You should be able to let memtest run for days with no problems, so a reboot would either be a faulty stick or possibly a faulty motherboard slot.

Swap the RAM between slots to isolate the root cause

azron@lemmy.ml · 17 hours ago

Memtest is the easiest and best place to start.

AMillionMonkeys@lemmy.world · 20 hours ago

CPU-heavy process

Sounds to me like a hardware issue: you’re overheating. Find a way to monitor your temps. I’m not sure how to do this on Linux, so I’m open to suggestions too.

yaroto98@lemmy.world · 20 hours ago

This was my first thought too.

tal@lemmy.today · 13 hours ago

Leave the console visible on an attached monitor. I don’t recall if Debian out-of-box has Ctrl-Alt-F1 disabled, but if not, that’ll put you on the first console.
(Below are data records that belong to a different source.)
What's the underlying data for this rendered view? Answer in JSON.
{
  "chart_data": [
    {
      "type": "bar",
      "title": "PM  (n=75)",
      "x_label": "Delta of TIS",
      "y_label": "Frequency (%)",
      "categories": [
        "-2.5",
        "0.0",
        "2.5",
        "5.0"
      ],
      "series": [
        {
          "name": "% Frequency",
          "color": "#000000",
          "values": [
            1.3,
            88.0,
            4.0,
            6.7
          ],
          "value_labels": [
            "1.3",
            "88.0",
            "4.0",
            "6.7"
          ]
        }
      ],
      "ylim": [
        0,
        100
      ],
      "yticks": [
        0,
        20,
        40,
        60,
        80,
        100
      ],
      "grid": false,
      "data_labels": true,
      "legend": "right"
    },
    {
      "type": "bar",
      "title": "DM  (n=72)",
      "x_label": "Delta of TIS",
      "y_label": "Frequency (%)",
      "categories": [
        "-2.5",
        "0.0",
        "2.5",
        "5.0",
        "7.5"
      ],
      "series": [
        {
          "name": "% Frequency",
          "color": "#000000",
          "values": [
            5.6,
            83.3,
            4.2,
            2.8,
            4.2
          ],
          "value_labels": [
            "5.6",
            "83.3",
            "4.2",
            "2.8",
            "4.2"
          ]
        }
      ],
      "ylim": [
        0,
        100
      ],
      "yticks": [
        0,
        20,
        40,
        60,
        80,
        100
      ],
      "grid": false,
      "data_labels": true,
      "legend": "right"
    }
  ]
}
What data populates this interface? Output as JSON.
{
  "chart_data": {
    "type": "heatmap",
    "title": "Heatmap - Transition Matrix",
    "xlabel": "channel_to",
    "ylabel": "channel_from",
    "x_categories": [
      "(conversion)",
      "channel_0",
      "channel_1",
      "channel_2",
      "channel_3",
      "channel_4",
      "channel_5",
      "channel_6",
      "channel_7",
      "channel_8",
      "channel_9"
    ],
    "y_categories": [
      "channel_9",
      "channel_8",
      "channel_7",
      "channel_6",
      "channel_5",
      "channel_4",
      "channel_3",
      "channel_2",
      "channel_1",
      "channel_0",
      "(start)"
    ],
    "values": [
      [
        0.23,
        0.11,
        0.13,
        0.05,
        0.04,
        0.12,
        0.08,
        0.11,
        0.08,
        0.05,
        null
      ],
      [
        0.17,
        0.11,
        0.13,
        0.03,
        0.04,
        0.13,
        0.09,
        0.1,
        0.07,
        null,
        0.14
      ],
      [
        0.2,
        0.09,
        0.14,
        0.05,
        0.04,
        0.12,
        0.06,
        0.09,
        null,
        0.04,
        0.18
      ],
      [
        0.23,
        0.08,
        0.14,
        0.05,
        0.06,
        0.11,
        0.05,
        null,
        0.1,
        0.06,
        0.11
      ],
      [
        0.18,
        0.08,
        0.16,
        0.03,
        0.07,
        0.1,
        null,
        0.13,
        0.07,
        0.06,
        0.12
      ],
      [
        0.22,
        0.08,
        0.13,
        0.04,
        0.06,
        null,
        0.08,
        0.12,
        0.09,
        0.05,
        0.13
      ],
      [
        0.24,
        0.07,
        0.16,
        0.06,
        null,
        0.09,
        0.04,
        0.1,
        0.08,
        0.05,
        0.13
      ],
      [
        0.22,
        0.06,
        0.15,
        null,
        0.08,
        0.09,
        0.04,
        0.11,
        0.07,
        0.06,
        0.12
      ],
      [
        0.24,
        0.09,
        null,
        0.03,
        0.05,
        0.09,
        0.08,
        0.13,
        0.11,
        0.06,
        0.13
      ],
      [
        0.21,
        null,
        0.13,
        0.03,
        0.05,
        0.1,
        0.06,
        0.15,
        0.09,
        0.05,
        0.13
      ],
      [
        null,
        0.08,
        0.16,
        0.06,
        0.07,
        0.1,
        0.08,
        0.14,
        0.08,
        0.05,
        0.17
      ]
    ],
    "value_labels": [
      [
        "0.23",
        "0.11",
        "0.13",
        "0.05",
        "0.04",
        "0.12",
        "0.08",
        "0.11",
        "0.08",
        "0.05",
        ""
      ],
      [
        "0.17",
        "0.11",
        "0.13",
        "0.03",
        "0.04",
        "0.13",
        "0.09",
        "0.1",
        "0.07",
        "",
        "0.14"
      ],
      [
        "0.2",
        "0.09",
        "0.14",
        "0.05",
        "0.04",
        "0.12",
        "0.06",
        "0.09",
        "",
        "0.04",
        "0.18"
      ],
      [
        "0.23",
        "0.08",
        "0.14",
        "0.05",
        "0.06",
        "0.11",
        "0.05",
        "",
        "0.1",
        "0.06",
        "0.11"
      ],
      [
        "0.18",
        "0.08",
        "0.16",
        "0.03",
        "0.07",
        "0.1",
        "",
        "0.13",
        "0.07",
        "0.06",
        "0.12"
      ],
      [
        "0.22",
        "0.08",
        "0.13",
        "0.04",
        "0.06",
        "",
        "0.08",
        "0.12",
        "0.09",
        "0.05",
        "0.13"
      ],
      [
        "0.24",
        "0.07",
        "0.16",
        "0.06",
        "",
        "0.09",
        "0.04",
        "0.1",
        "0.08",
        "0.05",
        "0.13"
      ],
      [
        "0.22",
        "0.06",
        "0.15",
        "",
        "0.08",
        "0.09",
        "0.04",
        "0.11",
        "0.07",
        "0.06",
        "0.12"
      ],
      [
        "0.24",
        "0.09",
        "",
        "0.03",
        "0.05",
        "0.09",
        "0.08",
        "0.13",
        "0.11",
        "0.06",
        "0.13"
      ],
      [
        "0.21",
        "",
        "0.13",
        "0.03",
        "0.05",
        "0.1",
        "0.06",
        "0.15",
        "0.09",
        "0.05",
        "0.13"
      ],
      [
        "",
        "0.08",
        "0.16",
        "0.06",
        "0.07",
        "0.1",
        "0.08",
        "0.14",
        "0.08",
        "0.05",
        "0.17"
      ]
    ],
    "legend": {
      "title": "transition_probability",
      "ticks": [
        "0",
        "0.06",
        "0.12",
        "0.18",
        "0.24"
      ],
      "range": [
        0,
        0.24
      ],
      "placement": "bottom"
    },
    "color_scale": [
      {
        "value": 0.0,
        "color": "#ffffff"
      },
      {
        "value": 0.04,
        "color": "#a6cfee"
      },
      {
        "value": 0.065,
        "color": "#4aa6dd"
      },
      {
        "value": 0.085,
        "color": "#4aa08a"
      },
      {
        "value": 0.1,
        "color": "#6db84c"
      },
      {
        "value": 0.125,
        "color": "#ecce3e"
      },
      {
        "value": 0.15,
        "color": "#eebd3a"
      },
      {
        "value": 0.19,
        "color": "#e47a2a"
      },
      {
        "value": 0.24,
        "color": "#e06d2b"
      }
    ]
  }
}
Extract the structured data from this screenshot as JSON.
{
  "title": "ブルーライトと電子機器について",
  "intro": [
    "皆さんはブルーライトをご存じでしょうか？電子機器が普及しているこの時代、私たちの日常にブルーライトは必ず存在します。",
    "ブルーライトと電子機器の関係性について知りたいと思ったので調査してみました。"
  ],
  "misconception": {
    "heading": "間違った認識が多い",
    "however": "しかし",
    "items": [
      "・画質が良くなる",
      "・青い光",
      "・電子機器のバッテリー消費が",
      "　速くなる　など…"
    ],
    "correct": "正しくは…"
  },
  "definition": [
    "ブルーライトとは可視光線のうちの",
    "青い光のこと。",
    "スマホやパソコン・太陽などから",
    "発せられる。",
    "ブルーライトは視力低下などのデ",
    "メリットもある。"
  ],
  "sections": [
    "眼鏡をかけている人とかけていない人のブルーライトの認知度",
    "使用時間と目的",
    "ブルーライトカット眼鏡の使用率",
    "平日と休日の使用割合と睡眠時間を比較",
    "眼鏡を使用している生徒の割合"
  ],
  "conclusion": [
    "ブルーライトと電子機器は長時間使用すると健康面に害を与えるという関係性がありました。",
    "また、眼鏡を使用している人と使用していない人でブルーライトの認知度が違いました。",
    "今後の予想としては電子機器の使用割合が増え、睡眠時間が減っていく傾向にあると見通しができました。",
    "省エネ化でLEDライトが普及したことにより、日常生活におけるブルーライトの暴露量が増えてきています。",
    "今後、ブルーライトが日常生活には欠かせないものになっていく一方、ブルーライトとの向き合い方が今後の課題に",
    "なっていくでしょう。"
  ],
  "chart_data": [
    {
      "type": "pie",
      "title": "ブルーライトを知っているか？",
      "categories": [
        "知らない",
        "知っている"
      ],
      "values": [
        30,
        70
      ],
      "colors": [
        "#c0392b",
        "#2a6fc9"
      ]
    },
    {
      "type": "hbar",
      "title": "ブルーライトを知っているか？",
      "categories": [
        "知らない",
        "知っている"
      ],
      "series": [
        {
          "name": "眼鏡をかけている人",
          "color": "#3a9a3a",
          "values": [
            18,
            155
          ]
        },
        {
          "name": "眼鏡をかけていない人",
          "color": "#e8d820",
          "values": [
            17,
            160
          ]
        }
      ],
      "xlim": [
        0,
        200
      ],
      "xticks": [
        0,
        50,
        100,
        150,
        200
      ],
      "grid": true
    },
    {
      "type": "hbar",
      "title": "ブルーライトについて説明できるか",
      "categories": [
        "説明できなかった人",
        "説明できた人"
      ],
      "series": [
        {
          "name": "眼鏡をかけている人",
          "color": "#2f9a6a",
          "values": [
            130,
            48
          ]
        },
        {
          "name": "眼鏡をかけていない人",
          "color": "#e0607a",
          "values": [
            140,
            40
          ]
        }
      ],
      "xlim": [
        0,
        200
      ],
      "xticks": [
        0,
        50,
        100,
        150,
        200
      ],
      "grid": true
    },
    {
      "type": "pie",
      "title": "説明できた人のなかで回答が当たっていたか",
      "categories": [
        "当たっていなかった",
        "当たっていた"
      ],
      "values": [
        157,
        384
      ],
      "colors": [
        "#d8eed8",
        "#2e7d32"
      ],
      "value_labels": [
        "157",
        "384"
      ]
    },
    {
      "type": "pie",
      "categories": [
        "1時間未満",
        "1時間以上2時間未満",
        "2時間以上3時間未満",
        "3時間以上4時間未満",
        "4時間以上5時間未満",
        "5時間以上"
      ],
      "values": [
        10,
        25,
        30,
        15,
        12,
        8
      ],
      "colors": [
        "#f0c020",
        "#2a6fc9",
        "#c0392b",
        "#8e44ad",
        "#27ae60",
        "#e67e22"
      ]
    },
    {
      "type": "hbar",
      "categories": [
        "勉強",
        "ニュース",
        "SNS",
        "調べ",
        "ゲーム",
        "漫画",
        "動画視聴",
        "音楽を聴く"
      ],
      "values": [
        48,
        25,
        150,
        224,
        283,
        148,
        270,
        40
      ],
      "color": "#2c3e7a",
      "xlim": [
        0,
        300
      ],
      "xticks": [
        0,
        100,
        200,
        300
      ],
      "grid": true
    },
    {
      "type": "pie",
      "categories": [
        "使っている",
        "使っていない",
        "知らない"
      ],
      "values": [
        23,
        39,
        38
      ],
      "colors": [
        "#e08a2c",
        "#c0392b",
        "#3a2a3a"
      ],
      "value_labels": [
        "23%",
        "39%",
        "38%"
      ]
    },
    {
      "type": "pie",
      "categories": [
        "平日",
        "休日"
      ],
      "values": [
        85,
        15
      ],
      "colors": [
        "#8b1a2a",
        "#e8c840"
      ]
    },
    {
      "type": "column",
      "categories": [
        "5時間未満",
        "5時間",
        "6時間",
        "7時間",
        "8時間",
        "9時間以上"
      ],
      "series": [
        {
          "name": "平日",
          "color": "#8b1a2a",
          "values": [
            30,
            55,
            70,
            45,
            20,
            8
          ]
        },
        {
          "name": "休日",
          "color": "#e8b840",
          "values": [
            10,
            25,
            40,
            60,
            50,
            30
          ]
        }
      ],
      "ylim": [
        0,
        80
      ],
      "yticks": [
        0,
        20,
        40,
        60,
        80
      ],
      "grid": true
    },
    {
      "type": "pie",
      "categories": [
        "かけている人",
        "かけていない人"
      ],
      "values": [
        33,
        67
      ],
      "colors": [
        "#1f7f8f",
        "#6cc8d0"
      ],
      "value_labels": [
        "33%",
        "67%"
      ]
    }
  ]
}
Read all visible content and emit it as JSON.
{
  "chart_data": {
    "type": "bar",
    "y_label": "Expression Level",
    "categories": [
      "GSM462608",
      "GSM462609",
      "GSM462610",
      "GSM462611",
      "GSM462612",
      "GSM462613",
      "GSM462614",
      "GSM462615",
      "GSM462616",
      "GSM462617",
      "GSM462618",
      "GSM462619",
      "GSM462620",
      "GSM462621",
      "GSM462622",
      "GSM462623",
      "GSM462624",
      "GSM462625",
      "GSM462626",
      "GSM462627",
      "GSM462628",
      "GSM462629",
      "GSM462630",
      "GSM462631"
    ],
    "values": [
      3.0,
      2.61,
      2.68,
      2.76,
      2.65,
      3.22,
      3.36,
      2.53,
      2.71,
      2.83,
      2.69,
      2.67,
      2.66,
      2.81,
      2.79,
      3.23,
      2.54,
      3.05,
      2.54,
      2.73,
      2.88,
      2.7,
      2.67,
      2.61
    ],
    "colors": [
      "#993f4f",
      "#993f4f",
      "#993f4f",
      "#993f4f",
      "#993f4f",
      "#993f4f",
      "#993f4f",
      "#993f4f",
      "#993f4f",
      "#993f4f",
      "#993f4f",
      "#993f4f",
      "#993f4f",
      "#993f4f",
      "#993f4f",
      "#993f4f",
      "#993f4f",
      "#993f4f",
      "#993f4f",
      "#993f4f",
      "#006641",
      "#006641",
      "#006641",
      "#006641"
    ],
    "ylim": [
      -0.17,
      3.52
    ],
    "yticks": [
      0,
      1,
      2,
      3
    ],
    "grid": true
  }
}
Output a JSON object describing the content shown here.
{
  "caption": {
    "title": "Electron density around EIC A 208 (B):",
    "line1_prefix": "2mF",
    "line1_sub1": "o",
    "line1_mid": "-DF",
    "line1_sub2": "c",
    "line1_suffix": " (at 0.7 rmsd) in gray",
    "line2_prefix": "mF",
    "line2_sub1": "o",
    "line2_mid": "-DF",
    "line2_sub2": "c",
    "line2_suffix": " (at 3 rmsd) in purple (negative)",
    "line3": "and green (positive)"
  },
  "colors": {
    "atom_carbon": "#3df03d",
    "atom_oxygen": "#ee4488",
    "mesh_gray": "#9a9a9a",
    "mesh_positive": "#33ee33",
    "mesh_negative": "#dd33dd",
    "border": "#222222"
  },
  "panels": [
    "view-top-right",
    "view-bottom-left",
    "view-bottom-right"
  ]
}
If the kernel panics, it’ll display something there.

If you can’t do that — no spare monitor — you can set up a serial port console to another machine. I don’t know off the top of my head how to have the kernel emit errors there by default if it’s not the default, but I’m quite sure that it’s possible; I’ve debugged machines with kernel stack traces on serial port consoles. Sending a BREAK was equivalent to Magic Sysrq, as I recall.

ragingHungryPanda@piefed.keyboardvagabond.com · 14 hours ago

in addition to the other suggestions of checking the rame stick, do you have resource limits on your containers? It’s generally a good thing to have anyway, but I’d do that after checking the ram and cooling situation. Check your cpu temps as well.

Shimitar@downonthestreet.eu · 20 hours ago

Ram issue or CPU overheat. Monitor CPU temperature over time, and run an extensive me test, like for an entire night…

Onomatopoeia@lemmy.cafe · 20 hours ago

As others have said, it’s probably overheating.

That’s a mini, and likely doesn’t have any fans at all (or something perfunctory), so probably won’t handle being run at high cpu for more than a few minutes.

I currently have a small-form-factor pc with the same issue - drive and general box temps were high (drive was 110f, continuous, within range but on the edge). It would randomly reboot.

Replacing the paste on the cpu cooler helped a lot (no more random reboots), but adding a compressor-type fan dropped box temps (and more importantly drive temps), down to room temp.

I think the best you may be able to do is add an external compressor fan with some duct tape.

frongt@lemmy.zip · edit-2 18 hours ago

Memtest? Boot a live image and stress test each component?

I don’t think it’s overheating, usually that presents as throttling followed by a thermal protection power off.